Projetar em loteamentos suburbanos é, em geral, um desafio de monta: o seu plano raramente emana de vontades estratégicas transversais para a urbe, limitando a sua capacidade de consolidar as suas características identitárias e urbanísticas ou de as valorizar, quer no seu desempenho urbano, quer na qualidade de vida que provisionam.

O resultado é, frequentemente, a implantação de peças que não estabelecem relações com a envolvente, não criam lugares, nem desenham as ruas estruturadas e orgânicas que reconhecemos em tecido urbano consolidado e bem-sucedido.

O Edifício Aurora 10 pretende mitigar algumas das limitações deste tipo de operação, reinterpretando o desenho do lote em mãos de uma forma que responda às particularidades da envolvente e às suas necessidades, procurando enfiamentos visuais preexistentes, abrindo caminho ao estabelecimento de continuidades, de relações mais ricas com o seu contexto e com futuras intervenções e, sobretudo, desenhando e participando no espaço público.

 

Embora o programa implique um desenho extremamente racionalizado, o tratamento da fachada principal quebra o monolitismo implícito com um delicado jogo de luz e sombra que compõe o cenário para a rua, sugerindo panos verticais que, simultaneamente, rompem com o gesto horizontal abstrato das varandas -criando uma estimulante contradição entre estes dois dispositivos formais, variável com a luz: às vezes mais discreta, outras vezes mais afirmativa- e citam os ritmos verticais próprios das densas ruas dos centros consolidados.

 

O “espaço público” das periferias tem sido, geralmente, o sobrante entre edifícios avulsos: uma circunstância que não tem produzido cidade qualificada.

Em consequência, era central propor um edifício atento ao seu contexto e capaz de participar ativamente no espaço urbano, quer estendendo o seu programa multifuncional para os espaços de transição entre o domínio público e o domínio privado, quer qualificando essas áreas de uso comum, diluindo as fronteiras entre o espaço público associado à rua e o espaço privado do interior do lote.

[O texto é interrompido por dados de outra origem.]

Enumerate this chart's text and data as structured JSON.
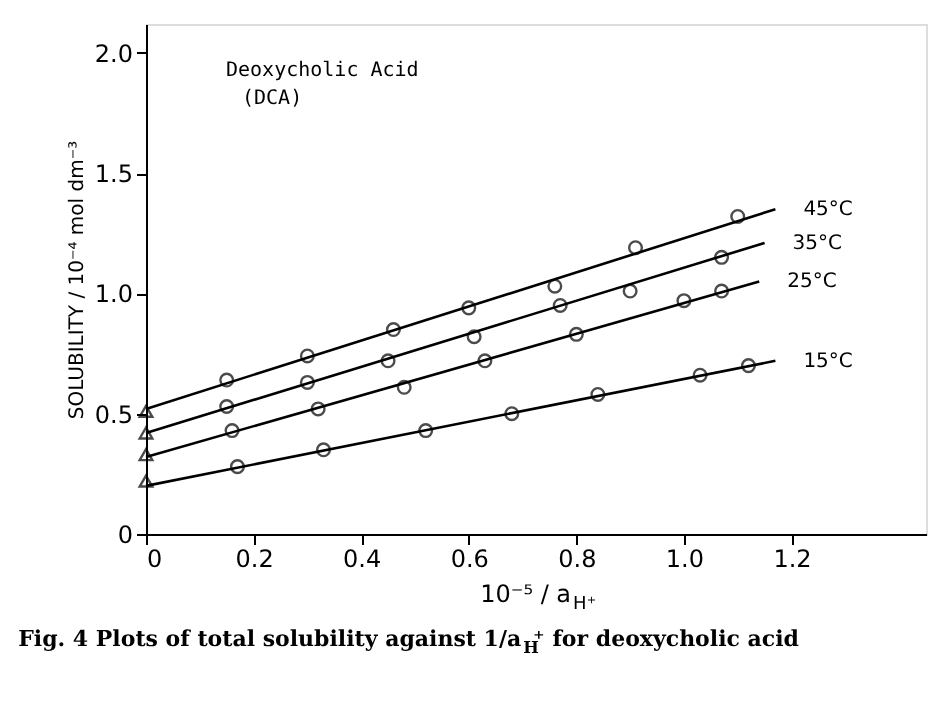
{
  "chart_data": {
    "type": "scatter",
    "xlabel": "10⁻⁵ / a$_{H⁺}$",
    "ylabel": "SOLUBILITY / 10⁻⁴ mol dm⁻³",
    "xlim": [
      0,
      1.45
    ],
    "ylim": [
      0,
      2.12
    ],
    "xticks": [
      0,
      {
        "value": 0.2,
        "label": "0.2"
      },
      {
        "value": 0.4,
        "label": "0.4"
      },
      {
        "value": 0.6,
        "label": "0.6"
      },
      {
        "value": 0.8,
        "label": "0.8"
      },
      {
        "value": 1,
        "label": "1.0"
      },
      {
        "value": 1.2,
        "label": "1.2"
      }
    ],
    "yticks": [
      0,
      {
        "value": 0.5,
        "label": "0.5"
      },
      {
        "value": 1,
        "label": "1.0"
      },
      {
        "value": 1.5,
        "label": "1.5"
      },
      {
        "value": 2,
        "label": "2.0"
      }
    ],
    "grid": false,
    "annotations": [
      {
        "text": "Deoxycholic Acid"
      },
      {
        "text": "(DCA)"
      },
      {
        "text": "Fig. 4  Plots of total solubility against 1/a$_{H}$⁺ for deoxycholic acid"
      }
    ],
    "series": [
      {
        "type": "line",
        "name": "45°C",
        "color": "#000000",
        "marker": "none",
        "line_style": "solid",
        "x": [
          0,
          1.17
        ],
        "values": [
          0.52,
          1.35
        ]
      },
      {
        "type": "line",
        "name": "35°C",
        "color": "#000000",
        "marker": "none",
        "line_style": "solid",
        "x": [
          0,
          1.15
        ],
        "values": [
          0.42,
          1.21
        ]
      },
      {
        "type": "line",
        "name": "25°C",
        "color": "#000000",
        "marker": "none",
        "line_style": "solid",
        "x": [
          0,
          1.14
        ],
        "values": [
          0.32,
          1.05
        ]
      },
      {
        "type": "line",
        "name": "15°C",
        "color": "#000000",
        "marker": "none",
        "line_style": "solid",
        "x": [
          0,
          1.17
        ],
        "values": [
          0.2,
          0.72
        ]
      },
      {
        "type": "scatter",
        "color": "#000000",
        "marker": "circle",
        "x": [
          0.15,
          0.3,
          0.46,
          0.6,
          0.76,
          0.91,
          1.1
        ],
        "values": [
          0.64,
          0.74,
          0.85,
          0.94,
          1.03,
          1.19,
          1.32
        ]
      },
      {
        "type": "scatter",
        "color": "#000000",
        "marker": "circle",
        "x": [
          0.15,
          0.3,
          0.45,
          0.61,
          0.77,
          0.9,
          1.07
        ],
        "values": [
          0.53,
          0.63,
          0.72,
          0.82,
          0.95,
          1.01,
          1.15
        ]
      },
      {
        "type": "scatter",
        "color": "#000000",
        "marker": "circle",
        "x": [
          0.16,
          0.32,
          0.48,
          0.63,
          0.8,
          1.0,
          1.07
        ],
        "values": [
          0.43,
          0.52,
          0.61,
          0.72,
          0.83,
          0.97,
          1.01
        ]
      },
      {
        "type": "scatter",
        "color": "#000000",
        "marker": "circle",
        "x": [
          0.17,
          0.33,
          0.52,
          0.68,
          0.84,
          1.03,
          1.12
        ],
        "values": [
          0.28,
          0.35,
          0.43,
          0.5,
          0.58,
          0.66,
          0.7
        ]
      },
      {
        "type": "scatter",
        "color": "#000000",
        "marker": "triangle",
        "x": [
          0,
          0,
          0,
          0
        ],
        "values": [
          0.51,
          0.42,
          0.33,
          0.22
        ]
      }
    ]
  }
}
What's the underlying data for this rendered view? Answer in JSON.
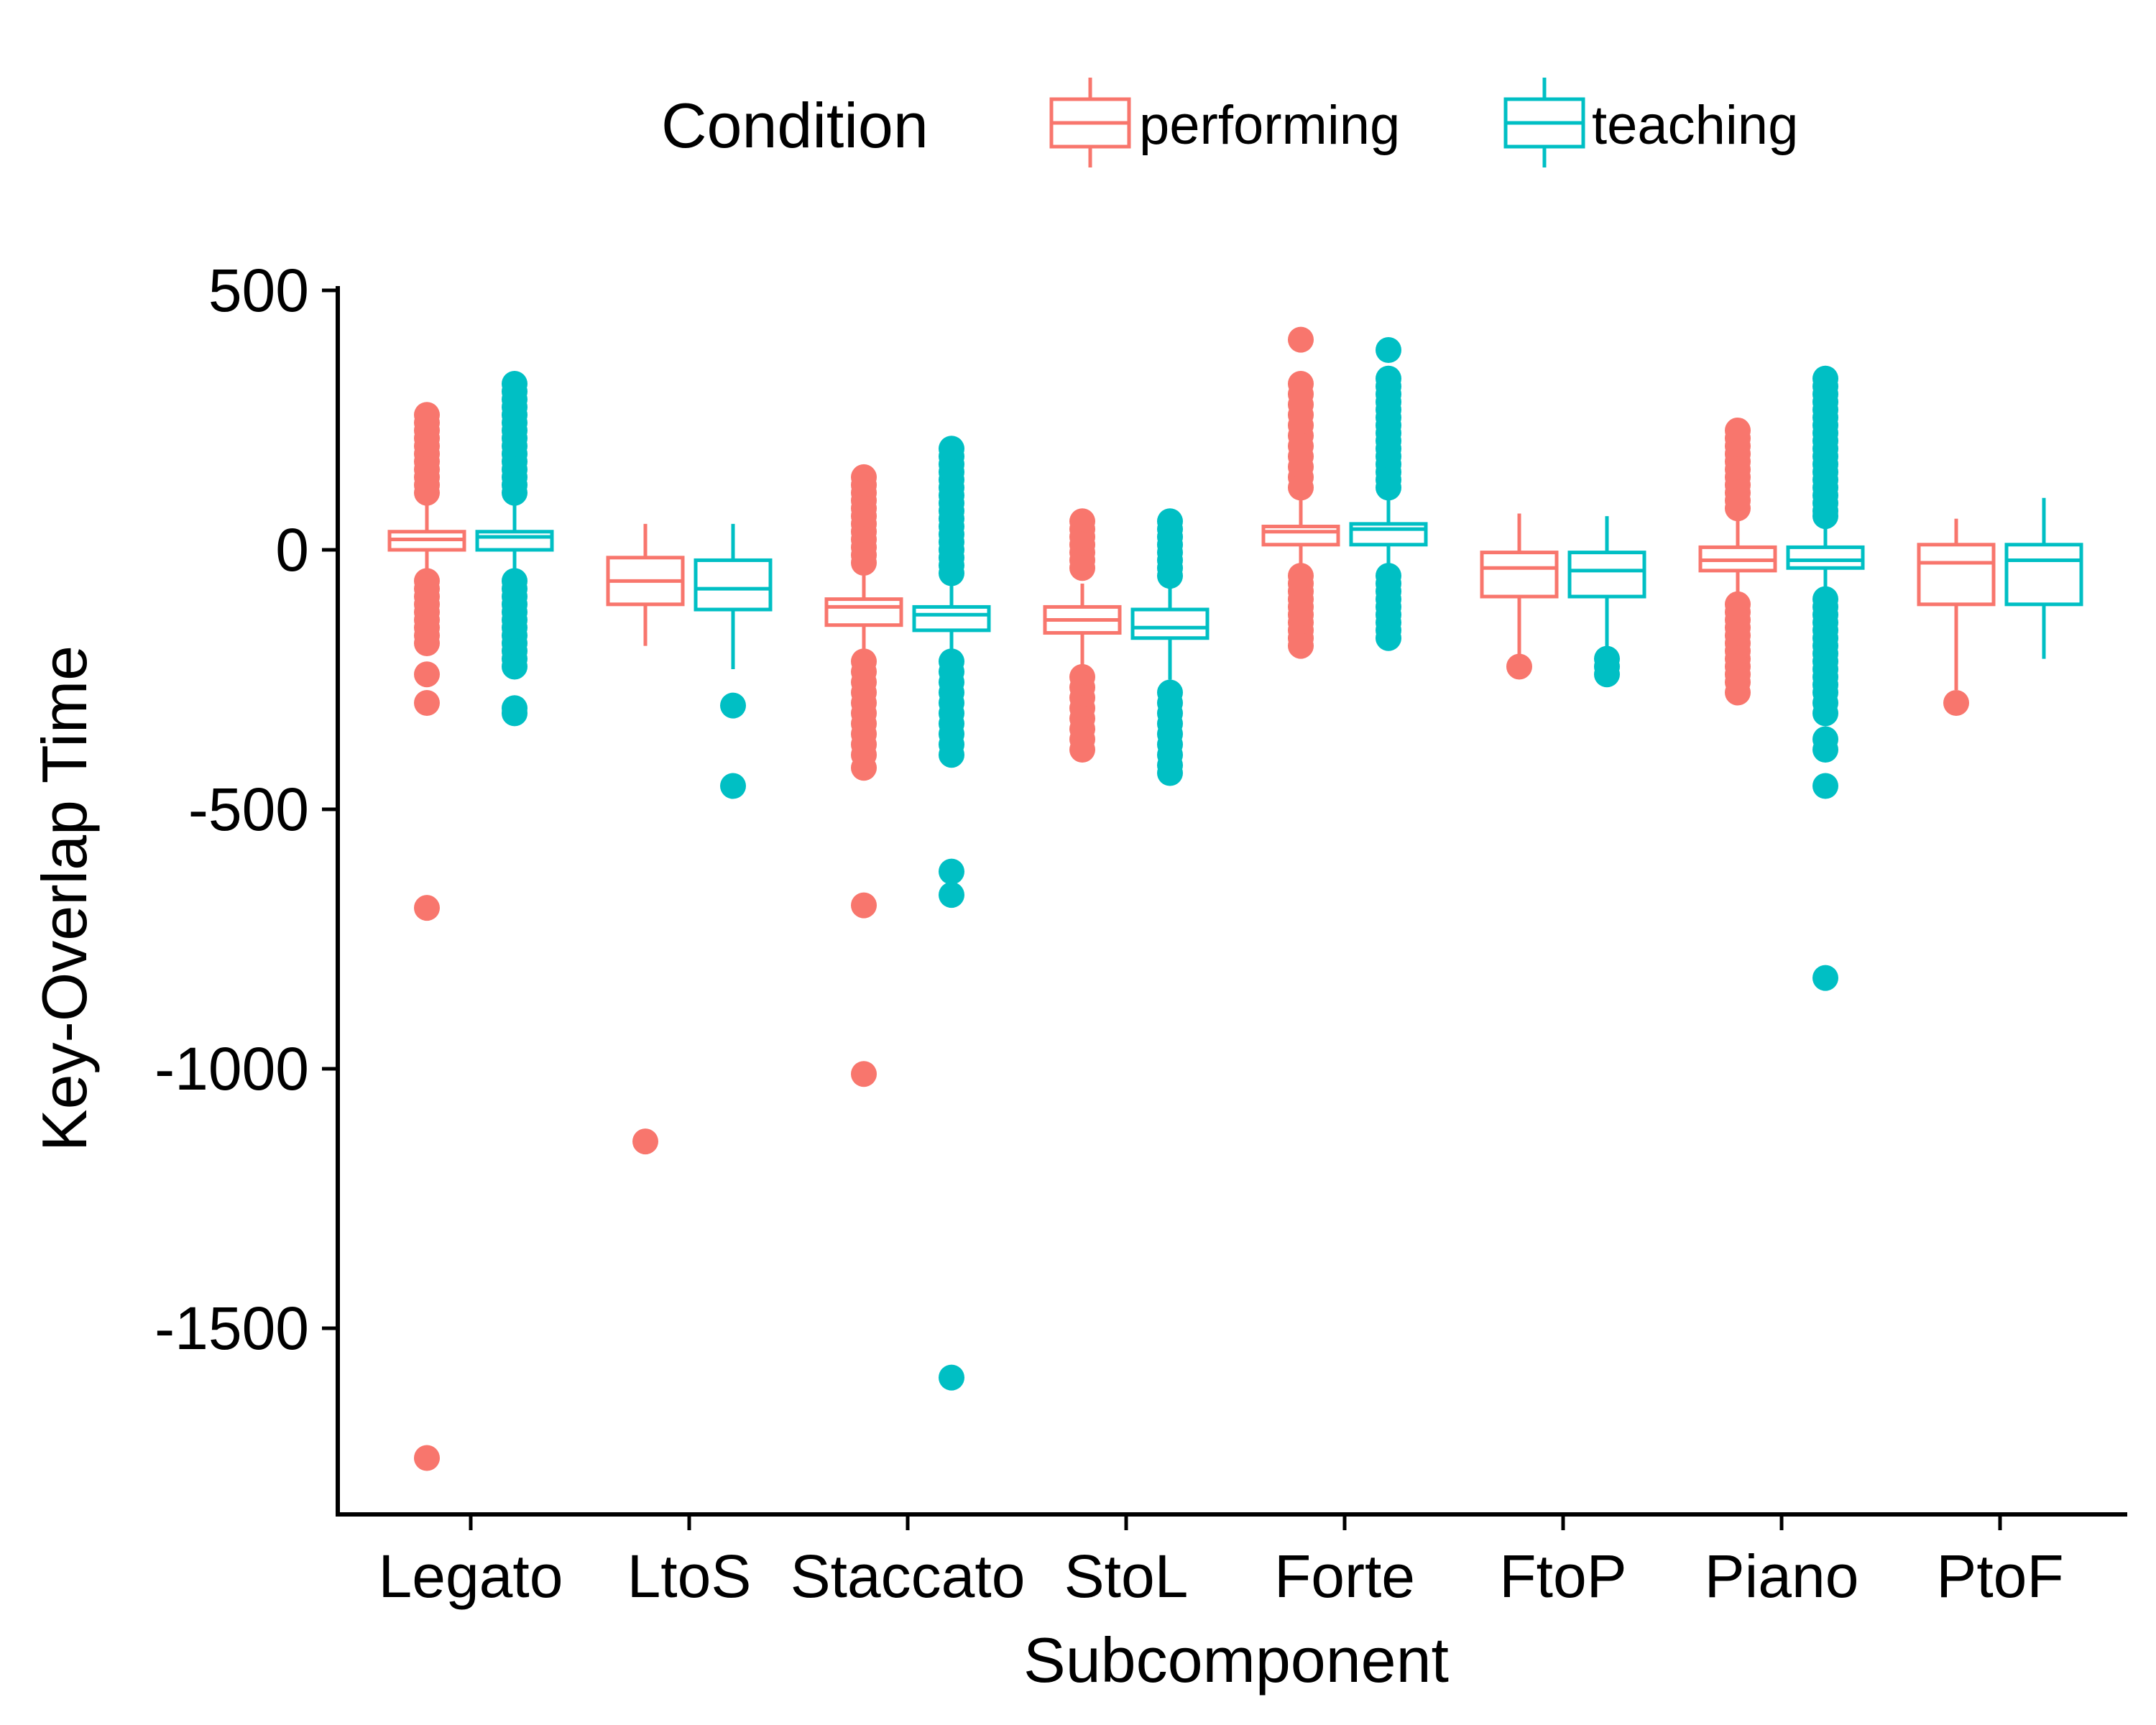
{
  "chart_data": {
    "type": "boxplot",
    "xlabel": "Subcomponent",
    "ylabel": "Key-Overlap Time",
    "ylim": [
      -1780,
      500
    ],
    "yticks": [
      500,
      0,
      -500,
      -1000,
      -1500
    ],
    "ytick_labels": [
      "500",
      "0",
      "-500",
      "-1000",
      "-1500"
    ],
    "grid": false,
    "legend": {
      "title": "Condition",
      "position": "top",
      "entries": [
        "performing",
        "teaching"
      ]
    },
    "categories": [
      "Legato",
      "LtoS",
      "Staccato",
      "StoL",
      "Forte",
      "FtoP",
      "Piano",
      "PtoF"
    ],
    "series": [
      {
        "name": "performing",
        "color": "#F8766D",
        "boxes": [
          {
            "whisker_low": -55,
            "q1": 0,
            "median": 20,
            "q3": 35,
            "whisker_high": 90,
            "outliers": [
              260,
              245,
              230,
              215,
              200,
              185,
              170,
              155,
              140,
              125,
              110,
              -60,
              -75,
              -90,
              -105,
              -120,
              -135,
              -150,
              -165,
              -180,
              -240,
              -295,
              -690,
              -1750
            ]
          },
          {
            "whisker_low": -185,
            "q1": -105,
            "median": -60,
            "q3": -15,
            "whisker_high": 50,
            "outliers": [
              -1140
            ]
          },
          {
            "whisker_low": -205,
            "q1": -145,
            "median": -110,
            "q3": -95,
            "whisker_high": -40,
            "outliers": [
              140,
              125,
              110,
              95,
              80,
              65,
              50,
              35,
              20,
              5,
              -10,
              -25,
              -215,
              -235,
              -255,
              -275,
              -295,
              -315,
              -335,
              -355,
              -375,
              -395,
              -420,
              -685,
              -1010
            ]
          },
          {
            "whisker_low": -225,
            "q1": -160,
            "median": -135,
            "q3": -110,
            "whisker_high": -65,
            "outliers": [
              55,
              40,
              25,
              10,
              -5,
              -20,
              -35,
              -245,
              -265,
              -285,
              -305,
              -325,
              -345,
              -365,
              -385
            ]
          },
          {
            "whisker_low": -45,
            "q1": 10,
            "median": 35,
            "q3": 45,
            "whisker_high": 100,
            "outliers": [
              405,
              320,
              300,
              280,
              260,
              240,
              220,
              200,
              180,
              160,
              140,
              120,
              -50,
              -65,
              -80,
              -95,
              -110,
              -125,
              -140,
              -155,
              -170,
              -185
            ]
          },
          {
            "whisker_low": -210,
            "q1": -90,
            "median": -35,
            "q3": -5,
            "whisker_high": 70,
            "outliers": [
              -225
            ]
          },
          {
            "whisker_low": -95,
            "q1": -40,
            "median": -20,
            "q3": 5,
            "whisker_high": 60,
            "outliers": [
              230,
              215,
              200,
              185,
              170,
              155,
              140,
              125,
              110,
              95,
              80,
              -105,
              -120,
              -135,
              -150,
              -165,
              -180,
              -195,
              -210,
              -225,
              -240,
              -255,
              -275
            ]
          },
          {
            "whisker_low": -270,
            "q1": -105,
            "median": -25,
            "q3": 10,
            "whisker_high": 60,
            "outliers": [
              -295
            ]
          }
        ]
      },
      {
        "name": "teaching",
        "color": "#00BFC4",
        "boxes": [
          {
            "whisker_low": -50,
            "q1": 0,
            "median": 25,
            "q3": 35,
            "whisker_high": 90,
            "outliers": [
              320,
              305,
              290,
              275,
              260,
              245,
              230,
              215,
              200,
              185,
              170,
              155,
              140,
              125,
              110,
              -60,
              -75,
              -90,
              -105,
              -120,
              -135,
              -150,
              -165,
              -180,
              -195,
              -210,
              -225,
              -305,
              -315
            ]
          },
          {
            "whisker_low": -230,
            "q1": -115,
            "median": -75,
            "q3": -20,
            "whisker_high": 50,
            "outliers": [
              -300,
              -455
            ]
          },
          {
            "whisker_low": -205,
            "q1": -155,
            "median": -125,
            "q3": -110,
            "whisker_high": -60,
            "outliers": [
              195,
              180,
              165,
              150,
              135,
              120,
              105,
              90,
              75,
              60,
              45,
              30,
              15,
              0,
              -15,
              -30,
              -45,
              -215,
              -235,
              -255,
              -275,
              -295,
              -315,
              -335,
              -355,
              -375,
              -395,
              -620,
              -665,
              -1595
            ]
          },
          {
            "whisker_low": -250,
            "q1": -170,
            "median": -150,
            "q3": -115,
            "whisker_high": -60,
            "outliers": [
              55,
              40,
              25,
              10,
              -5,
              -20,
              -35,
              -50,
              -275,
              -295,
              -315,
              -335,
              -355,
              -375,
              -395,
              -415,
              -430
            ]
          },
          {
            "whisker_low": -40,
            "q1": 10,
            "median": 40,
            "q3": 50,
            "whisker_high": 105,
            "outliers": [
              385,
              330,
              315,
              300,
              285,
              270,
              255,
              240,
              225,
              210,
              195,
              180,
              165,
              150,
              135,
              120,
              -50,
              -65,
              -80,
              -95,
              -110,
              -125,
              -140,
              -155,
              -170
            ]
          },
          {
            "whisker_low": -200,
            "q1": -90,
            "median": -40,
            "q3": -5,
            "whisker_high": 65,
            "outliers": [
              -210,
              -225,
              -240
            ]
          },
          {
            "whisker_low": -85,
            "q1": -35,
            "median": -20,
            "q3": 5,
            "whisker_high": 55,
            "outliers": [
              330,
              315,
              300,
              285,
              270,
              255,
              240,
              225,
              210,
              195,
              180,
              165,
              150,
              135,
              120,
              105,
              90,
              75,
              65,
              -95,
              -110,
              -125,
              -140,
              -155,
              -170,
              -185,
              -200,
              -215,
              -230,
              -245,
              -260,
              -275,
              -295,
              -315,
              -365,
              -385,
              -455,
              -825
            ]
          },
          {
            "whisker_low": -210,
            "q1": -105,
            "median": -20,
            "q3": 10,
            "whisker_high": 100,
            "outliers": []
          }
        ]
      }
    ]
  }
}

Os passeios que limitam a via prolongam-se para uma galeria comercial coberta, culminando o percurso a norte num acesso configurado simultaneamente como escada e auditório, providenciando um espaço de descanso e de reunião, que um Jacarandá a seu tempo abrigará.

 

Este desenho serve de base ao tema a partir do qual a caixa de escadas do corpo norte emana, desenhando um marco (que define a identidade do edifício, mas que se exprime à escala urbana) que recebe pistas das construções vizinhas e que remata a longa rua no seu enfiamento, atento ao seu contexto e dando uma resposta ajustada à sua envolvente.

 

Com uma planta altamente sistematizada, a estrutura apresenta um ritmo simples e regular.

Esta abordagem, com um foco central na eficiência no uso de áreas de construção, evitou geometrias complexas e áreas perdidas em circulações, maximizando o espaço útil destinado aos principais usos.

Conseguiu-se assim, em particular, dotar os apartamentos T3 de um espaço suplementar, sem função predefinida, apropriável das mais variadas formas.

 

As zonas comuns foram tratadas com o máximo de dignidade, sendo o primeiro contacto que tanto visitantes como residentes têm com o edifício.

 

Com inspiração no “meio-da-casa” da arquitetura popular açoriana, os apartamentos T3 apresentam um espaço generoso relacionado com a entrada e as circulações interiores, sem função específica, que pode ser apropriado para os mais variados usos: espaço de estudo, oficina, biblioteca, escritório, ou até -recorrendo a compartimentação suplementar e separando o espaço de entrada da zona de distribuição para os quartos- arrumos, espaço para tratamento de roupas, despensa, closet, entre outros.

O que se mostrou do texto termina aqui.